Pastey brings news from the literary front.
It's A Book Launch, Daaarling!
Tucked away in a back corner of the top floor of a Waterstones bookshop on Gower Street in London, a book launch was being held. We got there quite early, we'd been told there was free fizzy wine. The bookstore was closing in half an hour, and at half six on a Friday night in central London, people weren't shopping. They were either in the pub for a few drinks before catching their trains home, or were already stuffed into the carriages as they rumbled their ways into the suburbs and beyond. The place was spookily quiet, even for a bookshop.
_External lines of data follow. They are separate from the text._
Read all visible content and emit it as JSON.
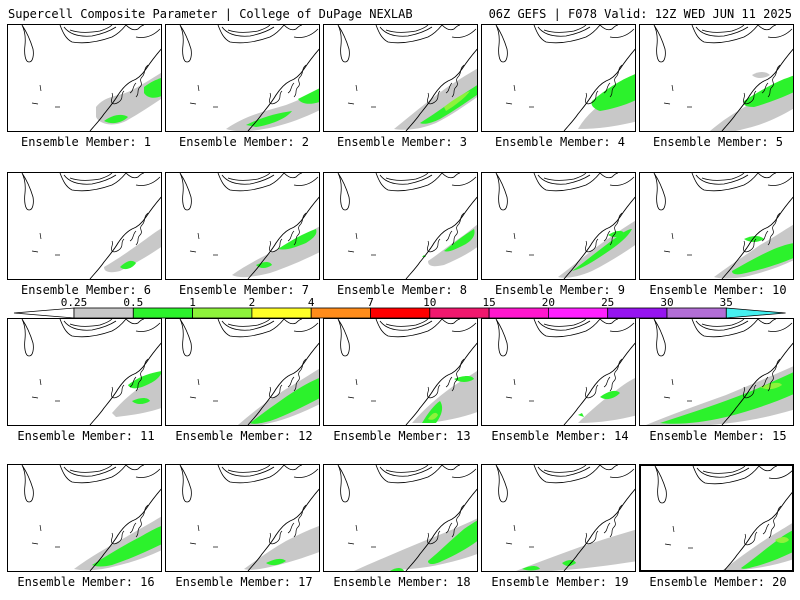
{
  "header": {
    "left": "Supercell Composite Parameter | College of DuPage NEXLAB",
    "right": "06Z GEFS | F078 Valid: 12Z WED JUN 11 2025"
  },
  "colorbar": {
    "labels": [
      "0.25",
      "0.5",
      "1",
      "2",
      "4",
      "7",
      "10",
      "15",
      "20",
      "25",
      "30",
      "35"
    ],
    "colors": [
      "#c8c8c8",
      "#2cf22c",
      "#8ef23b",
      "#ffff27",
      "#ff8c1a",
      "#ff0000",
      "#f0186e",
      "#ff16ce",
      "#ff20ff",
      "#9614f0",
      "#b26ed6",
      "#46f0f0"
    ]
  },
  "members": [
    {
      "label": "Ensemble Member: 1"
    },
    {
      "label": "Ensemble Member: 2"
    },
    {
      "label": "Ensemble Member: 3"
    },
    {
      "label": "Ensemble Member: 4"
    },
    {
      "label": "Ensemble Member: 5"
    },
    {
      "label": "Ensemble Member: 6"
    },
    {
      "label": "Ensemble Member: 7"
    },
    {
      "label": "Ensemble Member: 8"
    },
    {
      "label": "Ensemble Member: 9"
    },
    {
      "label": "Ensemble Member: 10"
    },
    {
      "label": "Ensemble Member: 11"
    },
    {
      "label": "Ensemble Member: 12"
    },
    {
      "label": "Ensemble Member: 13"
    },
    {
      "label": "Ensemble Member: 14"
    },
    {
      "label": "Ensemble Member: 15"
    },
    {
      "label": "Ensemble Member: 16"
    },
    {
      "label": "Ensemble Member: 17"
    },
    {
      "label": "Ensemble Member: 18"
    },
    {
      "label": "Ensemble Member: 19"
    },
    {
      "label": "Ensemble Member: 20",
      "selected": true
    }
  ]
}
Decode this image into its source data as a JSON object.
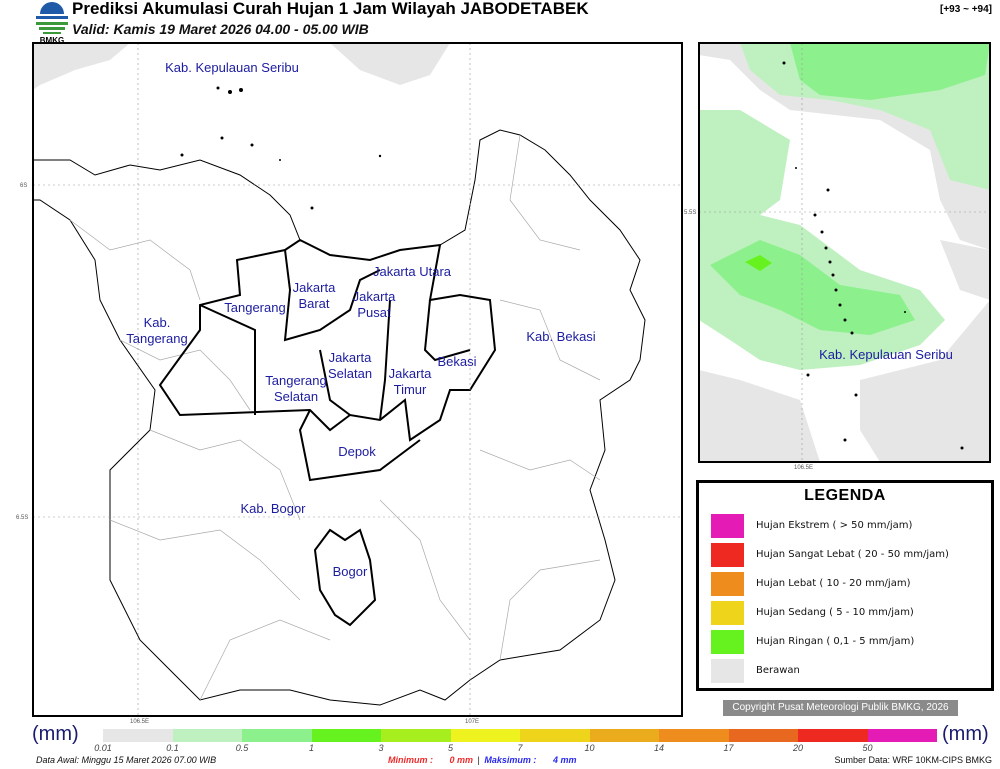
{
  "header": {
    "title": "Prediksi Akumulasi Curah Hujan 1 Jam Wilayah JABODETABEK",
    "valid": "Valid: Kamis 19 Maret 2026 04.00 - 05.00 WIB",
    "run_range": "[+93 ~ +94]",
    "logo_text": "BMKG"
  },
  "map": {
    "labels": [
      {
        "lines": [
          "Kab. Kepulauan Seribu"
        ]
      },
      {
        "lines": [
          "Jakarta Utara"
        ]
      },
      {
        "lines": [
          "Jakarta",
          "Barat"
        ]
      },
      {
        "lines": [
          "Jakarta",
          "Pusat"
        ]
      },
      {
        "lines": [
          "Tangerang"
        ]
      },
      {
        "lines": [
          "Kab.",
          "Tangerang"
        ]
      },
      {
        "lines": [
          "Kab. Bekasi"
        ]
      },
      {
        "lines": [
          "Jakarta",
          "Selatan"
        ]
      },
      {
        "lines": [
          "Bekasi"
        ]
      },
      {
        "lines": [
          "Jakarta",
          "Timur"
        ]
      },
      {
        "lines": [
          "Tangerang",
          "Selatan"
        ]
      },
      {
        "lines": [
          "Depok"
        ]
      },
      {
        "lines": [
          "Kab. Bogor"
        ]
      },
      {
        "lines": [
          "Bogor"
        ]
      }
    ],
    "ticks": {
      "lat1": "6S",
      "lat2": "6.5S",
      "lon1": "106.5E",
      "lon2": "107E"
    }
  },
  "inset": {
    "label": "Kab. Kepulauan Seribu",
    "lat": "5.5S",
    "lon": "106.5E"
  },
  "legend": {
    "title": "LEGENDA",
    "items": [
      {
        "label": "Hujan Ekstrem ( > 50 mm/jam)",
        "color": "#e41bb4"
      },
      {
        "label": "Hujan Sangat Lebat ( 20 - 50 mm/jam)",
        "color": "#ee2922"
      },
      {
        "label": "Hujan Lebat ( 10 - 20 mm/jam)",
        "color": "#ee8c1e"
      },
      {
        "label": "Hujan Sedang ( 5 - 10 mm/jam)",
        "color": "#eed41a"
      },
      {
        "label": "Hujan Ringan ( 0,1 - 5 mm/jam)",
        "color": "#66f21f"
      },
      {
        "label": "Berawan",
        "color": "#e6e6e6"
      }
    ]
  },
  "copyright": "Copyright Pusat Meteorologi Publik BMKG, 2026",
  "colorbar": {
    "unit": "(mm)",
    "ticks": [
      "0.01",
      "0.1",
      "0.5",
      "1",
      "3",
      "5",
      "7",
      "10",
      "14",
      "17",
      "20",
      "50"
    ],
    "colors": [
      "#e6e6e6",
      "#bff0bf",
      "#8cf08c",
      "#66f21f",
      "#a6ee1e",
      "#eef21e",
      "#eed41a",
      "#eaac1c",
      "#ee8c1e",
      "#e86820",
      "#ee2922",
      "#e41bb4"
    ]
  },
  "footer": {
    "data_awal": "Data Awal: Minggu 15 Maret 2026 07.00 WIB",
    "min_label": "Minimum :",
    "min_value": "0 mm",
    "sep": "|",
    "max_label": "Maksimum :",
    "max_value": "4 mm",
    "source": "Sumber Data: WRF 10KM-CIPS BMKG"
  }
}
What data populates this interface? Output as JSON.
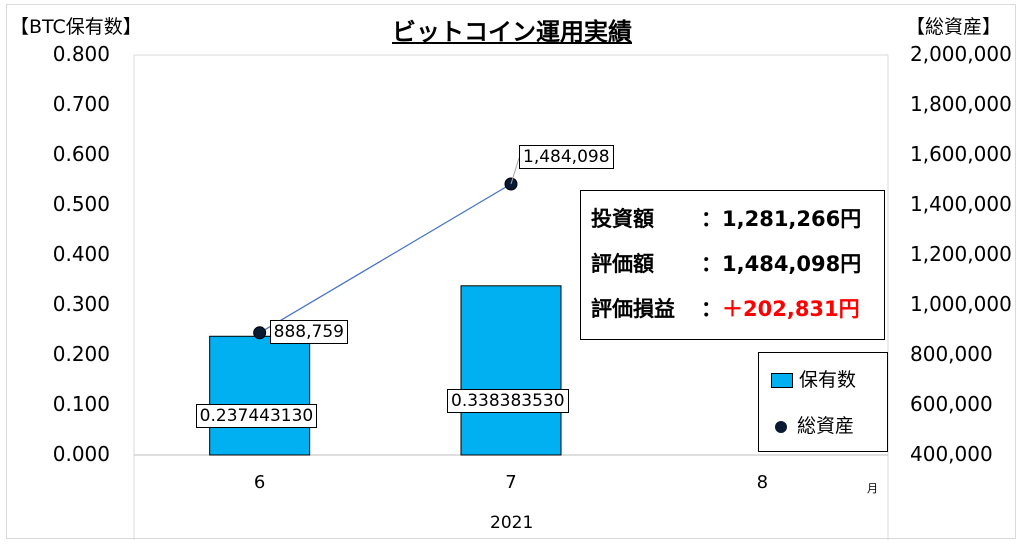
{
  "chart_data": {
    "type": "bar+line",
    "title": "ビットコイン運用実績",
    "y_left_label": "【BTC保有数】",
    "y_right_label": "【総資産】",
    "x_unit": "月",
    "x_group": "2021",
    "categories": [
      "6",
      "7",
      "8"
    ],
    "y_left_ticks": [
      "0.000",
      "0.100",
      "0.200",
      "0.300",
      "0.400",
      "0.500",
      "0.600",
      "0.700",
      "0.800"
    ],
    "y_right_ticks": [
      "400,000",
      "600,000",
      "800,000",
      "1,000,000",
      "1,200,000",
      "1,400,000",
      "1,600,000",
      "1,800,000",
      "2,000,000"
    ],
    "ylim_left": [
      0,
      0.8
    ],
    "ylim_right": [
      400000,
      2000000
    ],
    "series": [
      {
        "name": "保有数",
        "kind": "bar",
        "axis": "left",
        "color": "#00b0f0",
        "values": [
          0.23744313,
          0.33838353,
          null
        ],
        "labels": [
          "0.237443130",
          "0.338383530",
          ""
        ]
      },
      {
        "name": "総資産",
        "kind": "line",
        "axis": "right",
        "color": "#4472c4",
        "marker_color": "#0b1a33",
        "values": [
          888759,
          1484098,
          null
        ],
        "labels": [
          "888,759",
          "1,484,098",
          ""
        ]
      }
    ],
    "grid": false,
    "legend": "bottom-right"
  },
  "summary": {
    "rows": [
      {
        "label": "投資額",
        "value": "：1,281,266円",
        "color": "#000000"
      },
      {
        "label": "評価額",
        "value": "：1,484,098円",
        "color": "#000000"
      },
      {
        "label": "評価損益",
        "value": "：",
        "highlight": "＋202,831円",
        "color": "#ff0000"
      }
    ]
  }
}
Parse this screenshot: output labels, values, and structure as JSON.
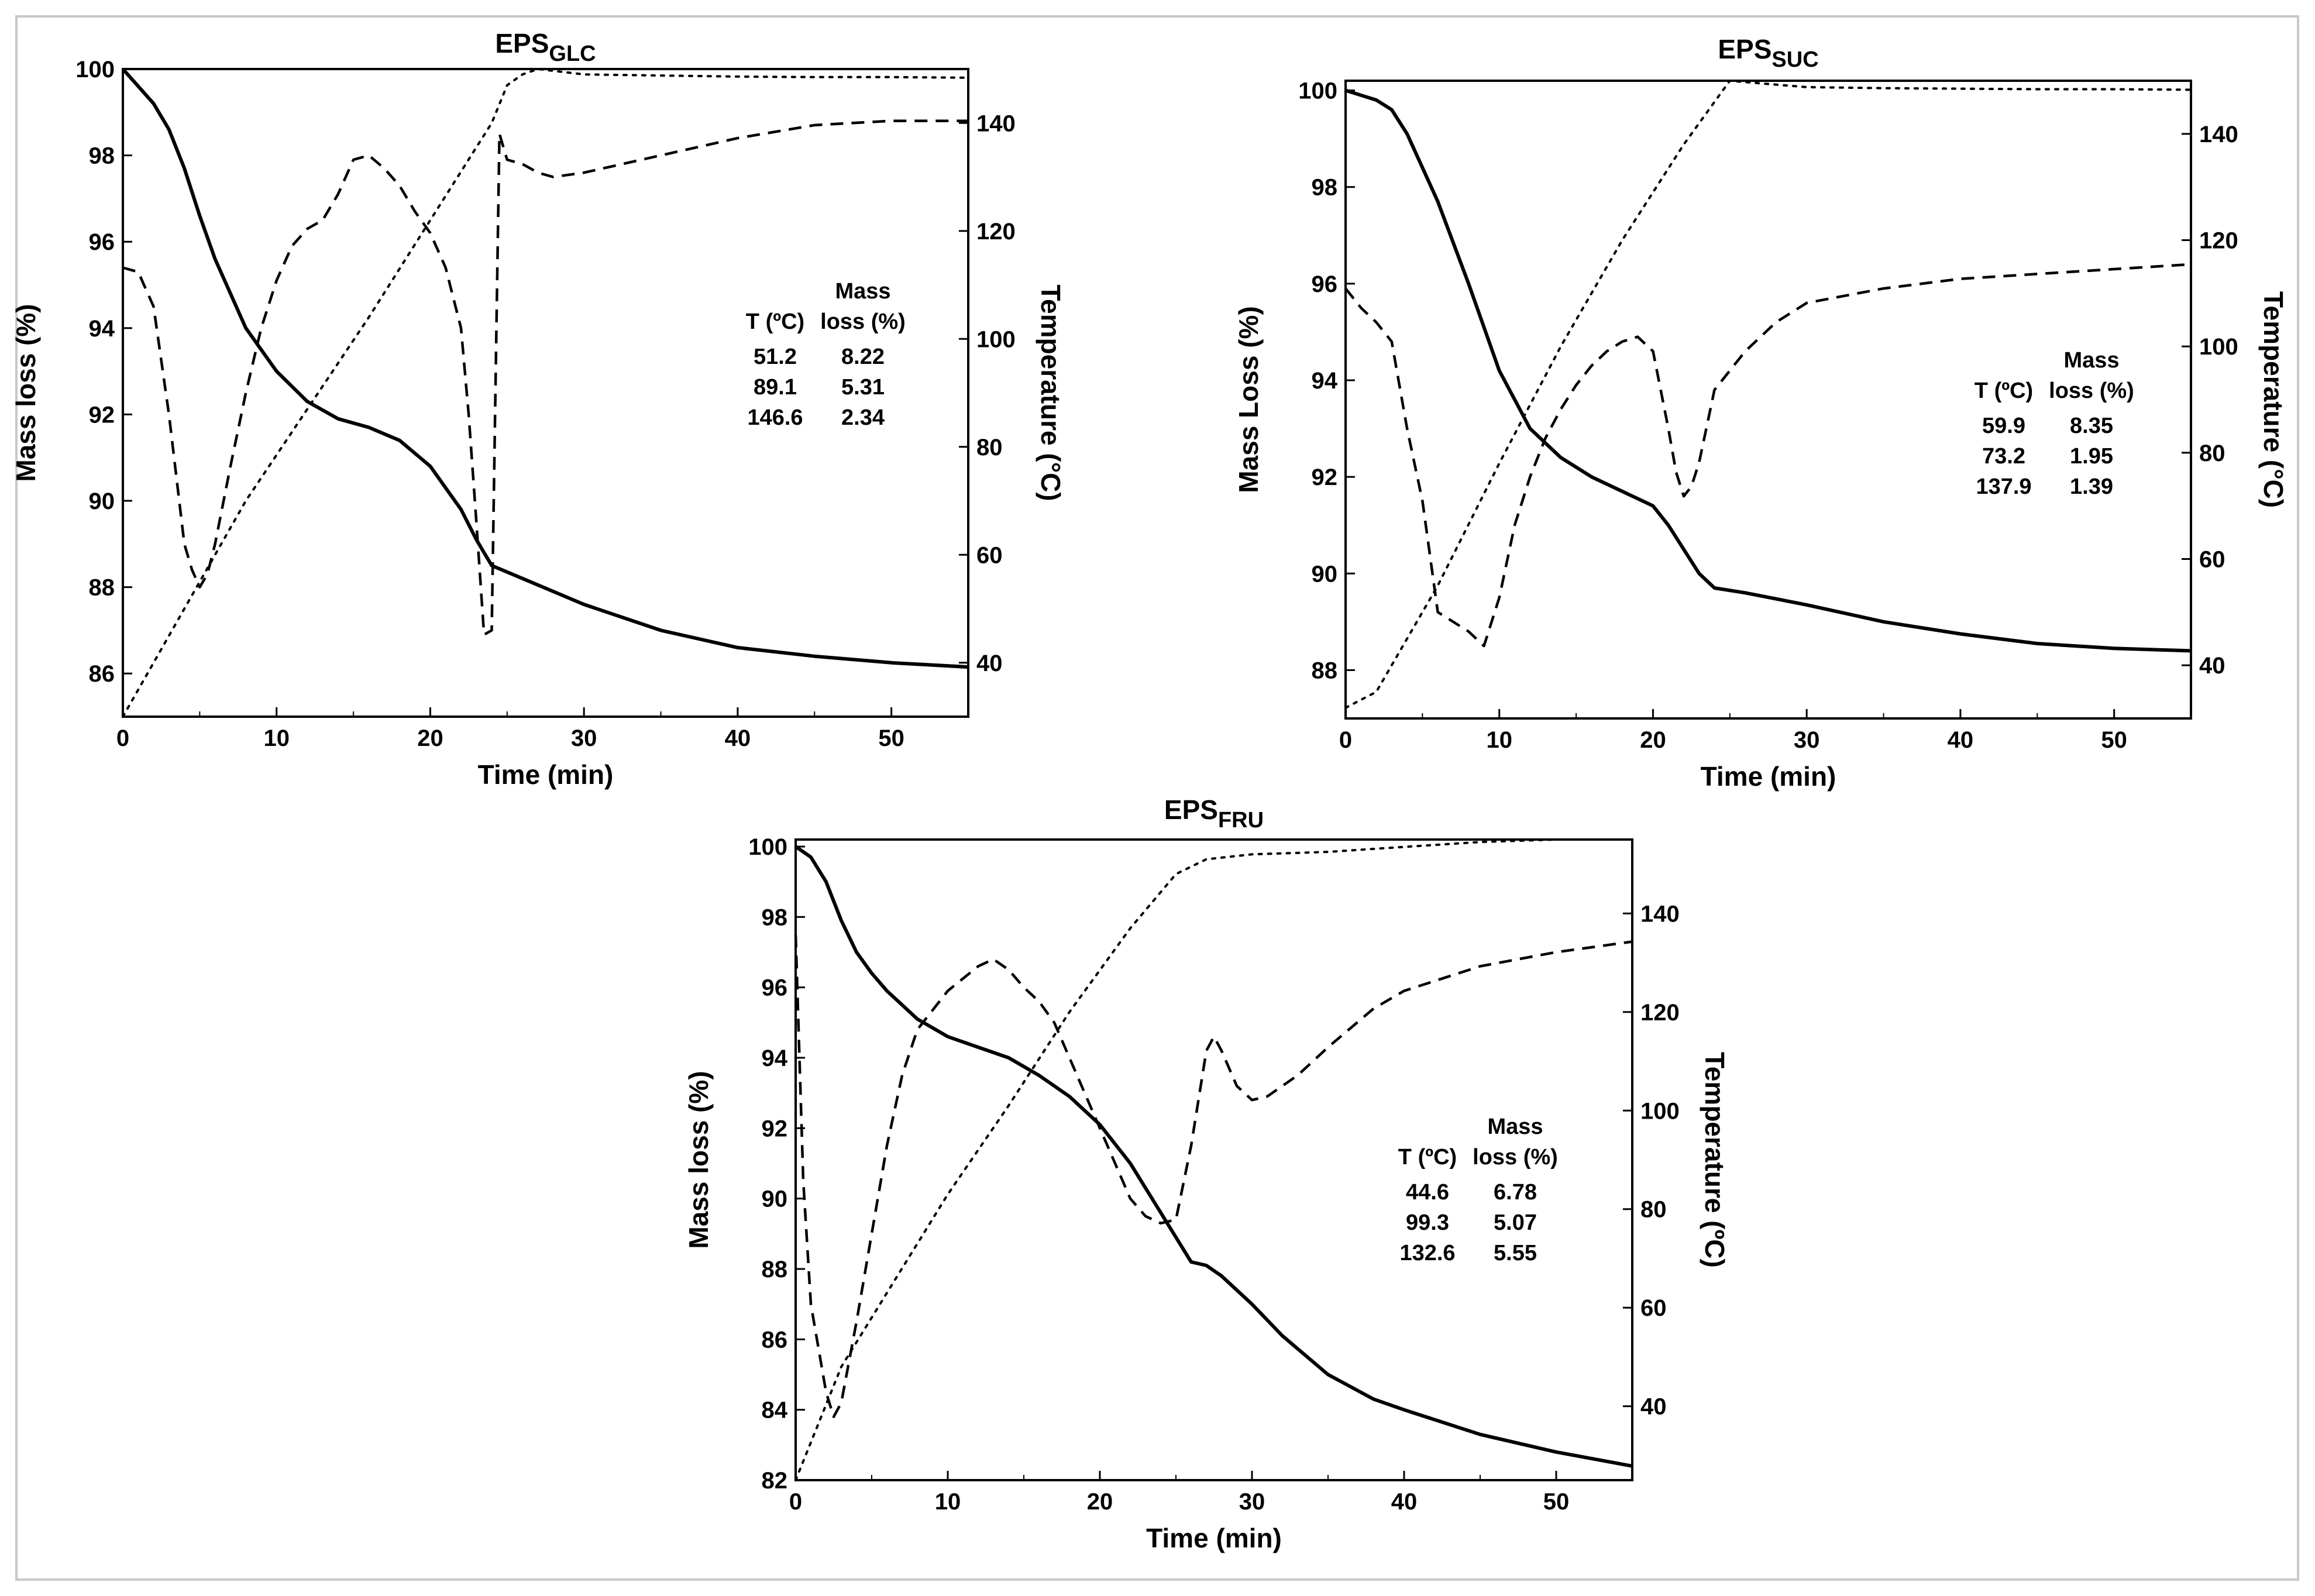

As we climbed the last flight of stairs, and started down the aisle between the shelves towards the back, a gentle murmur of noise was growing from a small group of people visible in the distance. And then we heard, rather loudly, "Oh Daaarling, I'm soooooo glad to see you!"
Yes, it was a book launch alright.
And there taking pride of place right as you went into the reserved area was Eustace. A small display of the books out for people to see, to pick up and browse through. It really is a lovely-looking book, very well put together and presented; it's hard not to pick it up. The second thing that stood out from the small crowd that was forming was Spimcoot himself. Dressed in his usual elegant fashion and being mobbed by the mob. Well, we aren't afraid of mobs, so we barged our way in and gave him a big hug, none of this firm shake of the hand or air kisses for us, we actually like the bloke.
After some brief words, congratulations and such "Well done old bean" we spotted the drinks table and left Spimcoot to the adoration of more people turning up. Planting ourselves firmly next to the free fizz we were able to watch the rest of the throng. Whilst snaffling the odd bottle of cava carelessly left unattended. I think it's fair to say that Spimcoot wasn't quite sure what to do, it was the launch of his first book, and all these people were here because of him, and for him. He truly was the centre of attention and whilst at times I think it might have made him a little nervous, he handled it beautifully. Not only was his dress sense impeccable, so were his manners. Trying throughout the night to make sure that everyone was greeted and having a good time.
As the drinks got into full flow, they were cut short for a speech. A chap from the publishers Jonathan Cape gave a short introduction, describing Spimcoot as "At least in the top three of the most talented artists" that they work with, and considering that they also publish Raymond Briggs and Robert Crumb this is no small compliment. He also said that Spimcoot is the best dressed, but we all knew that. A short speech followed from Spimcoot, where he took the opportunity to thank people for coming, and to encourage them to buy the book. Applause was given, and more drinks were poured, and the party then carried on.
Eustace has been ten years in the making, and all 269 pages of it are exquisitely illustrated. Chatting with Spimcoot during the evening we found out that there's another three Eustace books planned, each set at twenty year intervals in the life of the main character, and he's hoping it'll be less than ten years before the next one comes out.
People kept coming up to us perched near the wine to ask if they could borrow a book for a photo; wondering why they didn't just buy one we soon found out, they'd sold out. All of them. The entire pre-sale stock had gone, and there were still people wanting to buy some who had to go without. It may not have helped that we bought four, but you can't help but wonder that a major bookstore putting on a book launch through a major publisher will have known how to do these things, I can only assume that normally when people go to book launches they don't actually buy the book, they're just there for the free drink. Which was now running low, so we snagged the last bottle and watched while those that had managed to get a copy of Eustace were getting them signed. Spimcoot had brought along his very own fountain pen for just such a thing.
It was busy, and it was quite loud, and the people in the bookshop wanted to go home (actually they just wanted to lock the shop up and come along to the pub with the rest of us). So in the best traditions, the book launch was over, and the party moved on.